Berdasarkan kajian muatan, saya menemukan bahwa karena para produser acara bertema Islam berupaya menjaring audiens Islam seluas-luasnya, mereka melakukannya tanpa mengusik protes dari mereka yang memiliki keyakinan yang berbeda. Oleh karena itu, kelompok-kelompok Islam yang terpisah di masyarakat, apakah itu ‘tradisionalis’, ‘modernis’, ‘konservatif’, ‘liberal’, menjadi cair di dalam tayangan-tayangan bertema Islam. Dalam satu episode Para Pencari Tuhan, misalnya, sebuah hadith bisa diinterpretasi dengan beberapa cara berbeda di dalam naskah, dan tidak menghasilkan satu narasi dominan. Karena industri televisi terus hidup dari rating dan pemasukan iklan, posisinya tidak ditentukan secara absolut oleh satu kelompok Islam sebagaimana halnya dalam, misalnya, alat dakwah radio Rodja yang digunakan kelompok Salafi.

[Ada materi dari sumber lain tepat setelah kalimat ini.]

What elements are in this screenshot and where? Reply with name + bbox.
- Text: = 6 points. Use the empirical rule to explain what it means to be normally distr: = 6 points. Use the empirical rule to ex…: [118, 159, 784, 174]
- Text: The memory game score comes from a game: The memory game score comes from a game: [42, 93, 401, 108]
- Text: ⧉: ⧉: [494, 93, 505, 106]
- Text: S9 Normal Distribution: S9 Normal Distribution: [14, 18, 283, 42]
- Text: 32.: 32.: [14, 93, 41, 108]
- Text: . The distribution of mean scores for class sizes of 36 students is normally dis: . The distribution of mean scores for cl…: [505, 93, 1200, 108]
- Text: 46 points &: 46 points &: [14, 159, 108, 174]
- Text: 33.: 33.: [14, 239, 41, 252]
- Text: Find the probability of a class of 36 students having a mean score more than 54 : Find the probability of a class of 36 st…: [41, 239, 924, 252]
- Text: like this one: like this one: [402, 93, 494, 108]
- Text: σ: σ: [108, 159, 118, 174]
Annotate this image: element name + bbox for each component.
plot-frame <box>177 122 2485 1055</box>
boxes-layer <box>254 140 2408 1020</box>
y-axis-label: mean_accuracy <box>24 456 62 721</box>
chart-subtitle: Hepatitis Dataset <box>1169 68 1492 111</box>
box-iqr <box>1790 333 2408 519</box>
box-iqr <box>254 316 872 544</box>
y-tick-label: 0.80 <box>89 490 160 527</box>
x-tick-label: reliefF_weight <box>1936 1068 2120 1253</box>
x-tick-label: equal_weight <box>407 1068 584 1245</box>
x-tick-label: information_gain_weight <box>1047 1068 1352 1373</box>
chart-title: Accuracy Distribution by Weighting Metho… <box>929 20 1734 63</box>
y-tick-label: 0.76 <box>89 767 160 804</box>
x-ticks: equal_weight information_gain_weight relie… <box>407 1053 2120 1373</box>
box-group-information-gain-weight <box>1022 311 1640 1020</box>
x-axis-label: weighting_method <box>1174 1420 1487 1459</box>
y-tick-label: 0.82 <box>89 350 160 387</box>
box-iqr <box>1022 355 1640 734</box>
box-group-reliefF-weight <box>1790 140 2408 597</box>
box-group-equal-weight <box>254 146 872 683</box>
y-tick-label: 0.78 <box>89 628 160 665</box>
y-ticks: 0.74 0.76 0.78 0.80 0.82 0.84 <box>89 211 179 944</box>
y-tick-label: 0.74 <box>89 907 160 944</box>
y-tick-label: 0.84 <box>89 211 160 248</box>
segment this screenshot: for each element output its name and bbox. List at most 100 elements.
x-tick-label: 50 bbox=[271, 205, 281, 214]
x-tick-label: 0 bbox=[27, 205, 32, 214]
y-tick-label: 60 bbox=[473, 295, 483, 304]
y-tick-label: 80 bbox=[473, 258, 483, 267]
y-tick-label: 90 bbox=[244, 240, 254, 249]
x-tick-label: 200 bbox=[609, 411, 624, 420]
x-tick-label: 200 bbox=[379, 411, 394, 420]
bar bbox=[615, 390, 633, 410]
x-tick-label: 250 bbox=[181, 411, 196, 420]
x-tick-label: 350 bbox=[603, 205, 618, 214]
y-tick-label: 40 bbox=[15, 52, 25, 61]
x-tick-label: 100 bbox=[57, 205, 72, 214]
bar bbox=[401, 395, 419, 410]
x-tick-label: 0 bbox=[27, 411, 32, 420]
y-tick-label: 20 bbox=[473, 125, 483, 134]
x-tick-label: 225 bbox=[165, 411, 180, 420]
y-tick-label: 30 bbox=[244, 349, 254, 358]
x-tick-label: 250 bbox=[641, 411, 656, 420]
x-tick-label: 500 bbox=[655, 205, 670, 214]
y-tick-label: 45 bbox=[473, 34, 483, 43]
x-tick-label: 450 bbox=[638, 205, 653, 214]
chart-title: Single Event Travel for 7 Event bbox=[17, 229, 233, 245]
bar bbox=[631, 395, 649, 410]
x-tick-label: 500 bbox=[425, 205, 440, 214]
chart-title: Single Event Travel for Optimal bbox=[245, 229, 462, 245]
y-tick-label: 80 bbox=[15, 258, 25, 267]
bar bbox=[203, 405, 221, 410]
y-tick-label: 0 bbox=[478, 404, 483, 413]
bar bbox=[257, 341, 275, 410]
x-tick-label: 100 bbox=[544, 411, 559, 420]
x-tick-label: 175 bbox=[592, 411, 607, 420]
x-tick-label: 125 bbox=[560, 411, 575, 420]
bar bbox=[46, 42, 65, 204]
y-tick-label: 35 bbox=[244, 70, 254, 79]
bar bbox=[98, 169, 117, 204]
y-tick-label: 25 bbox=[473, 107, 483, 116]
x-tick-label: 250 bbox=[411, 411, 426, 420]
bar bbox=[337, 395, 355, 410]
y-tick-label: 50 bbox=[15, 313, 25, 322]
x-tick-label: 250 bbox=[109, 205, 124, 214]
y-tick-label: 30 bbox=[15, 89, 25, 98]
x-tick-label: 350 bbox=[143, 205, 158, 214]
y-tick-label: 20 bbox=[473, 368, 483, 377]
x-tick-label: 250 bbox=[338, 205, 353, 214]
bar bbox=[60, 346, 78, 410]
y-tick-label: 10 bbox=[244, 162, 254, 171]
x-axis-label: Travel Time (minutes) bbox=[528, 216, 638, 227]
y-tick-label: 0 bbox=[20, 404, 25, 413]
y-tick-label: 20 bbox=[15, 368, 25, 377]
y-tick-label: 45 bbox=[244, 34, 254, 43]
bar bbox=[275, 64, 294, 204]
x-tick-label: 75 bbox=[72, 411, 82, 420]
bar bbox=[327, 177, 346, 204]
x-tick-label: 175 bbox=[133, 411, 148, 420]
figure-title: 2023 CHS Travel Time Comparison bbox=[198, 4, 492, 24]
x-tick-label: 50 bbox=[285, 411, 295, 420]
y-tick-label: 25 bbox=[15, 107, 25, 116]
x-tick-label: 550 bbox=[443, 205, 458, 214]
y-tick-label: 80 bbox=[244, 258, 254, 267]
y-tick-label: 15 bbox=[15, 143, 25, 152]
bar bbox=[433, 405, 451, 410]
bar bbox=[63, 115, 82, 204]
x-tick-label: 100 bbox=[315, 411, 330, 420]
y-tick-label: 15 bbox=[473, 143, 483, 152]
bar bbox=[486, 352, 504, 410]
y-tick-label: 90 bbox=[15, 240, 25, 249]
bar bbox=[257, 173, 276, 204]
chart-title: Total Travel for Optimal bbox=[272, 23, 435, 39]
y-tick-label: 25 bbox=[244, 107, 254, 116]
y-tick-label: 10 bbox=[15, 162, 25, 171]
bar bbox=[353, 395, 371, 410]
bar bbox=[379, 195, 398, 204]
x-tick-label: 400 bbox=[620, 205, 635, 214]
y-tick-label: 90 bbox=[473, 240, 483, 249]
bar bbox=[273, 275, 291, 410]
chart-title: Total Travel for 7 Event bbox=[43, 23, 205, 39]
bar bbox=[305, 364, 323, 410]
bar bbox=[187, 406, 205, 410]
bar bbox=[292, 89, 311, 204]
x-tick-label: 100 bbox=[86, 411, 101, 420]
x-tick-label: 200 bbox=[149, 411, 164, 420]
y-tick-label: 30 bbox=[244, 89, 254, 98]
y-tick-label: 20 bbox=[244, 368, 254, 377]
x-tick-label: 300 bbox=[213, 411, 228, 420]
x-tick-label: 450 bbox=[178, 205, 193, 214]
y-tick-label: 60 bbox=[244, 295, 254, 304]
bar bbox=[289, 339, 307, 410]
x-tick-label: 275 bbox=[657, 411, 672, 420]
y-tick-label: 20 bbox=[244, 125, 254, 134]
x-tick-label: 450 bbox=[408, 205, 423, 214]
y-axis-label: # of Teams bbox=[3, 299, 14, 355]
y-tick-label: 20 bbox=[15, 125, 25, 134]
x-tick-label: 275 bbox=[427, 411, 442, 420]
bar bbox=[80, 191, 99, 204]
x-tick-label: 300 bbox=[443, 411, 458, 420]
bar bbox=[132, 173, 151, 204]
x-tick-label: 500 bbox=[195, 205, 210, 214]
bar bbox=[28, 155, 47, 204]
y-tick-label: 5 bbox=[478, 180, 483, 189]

Penggambaran-penggambaran ini terus berjalan sendiri, dan bukan cerminan dari realita perdebatan maupun perkembangan pemikiran Islam di antara masyarakat arus utama Indonesia. Tayangan-tayangan tersebut adalah konstruksi Islam yang lahir karena adanya simbiosis antara komersialisasi dan dakwah. Pertanyaannya, apakah mereka yang terlibat dalam prosesnya berani menggunakannya sebagai kesempatan untuk membuka dialog antar organisasi, demi memikirkan ulang Islam seperti apa yang ingin dikembangkan bersama di Indonesia. []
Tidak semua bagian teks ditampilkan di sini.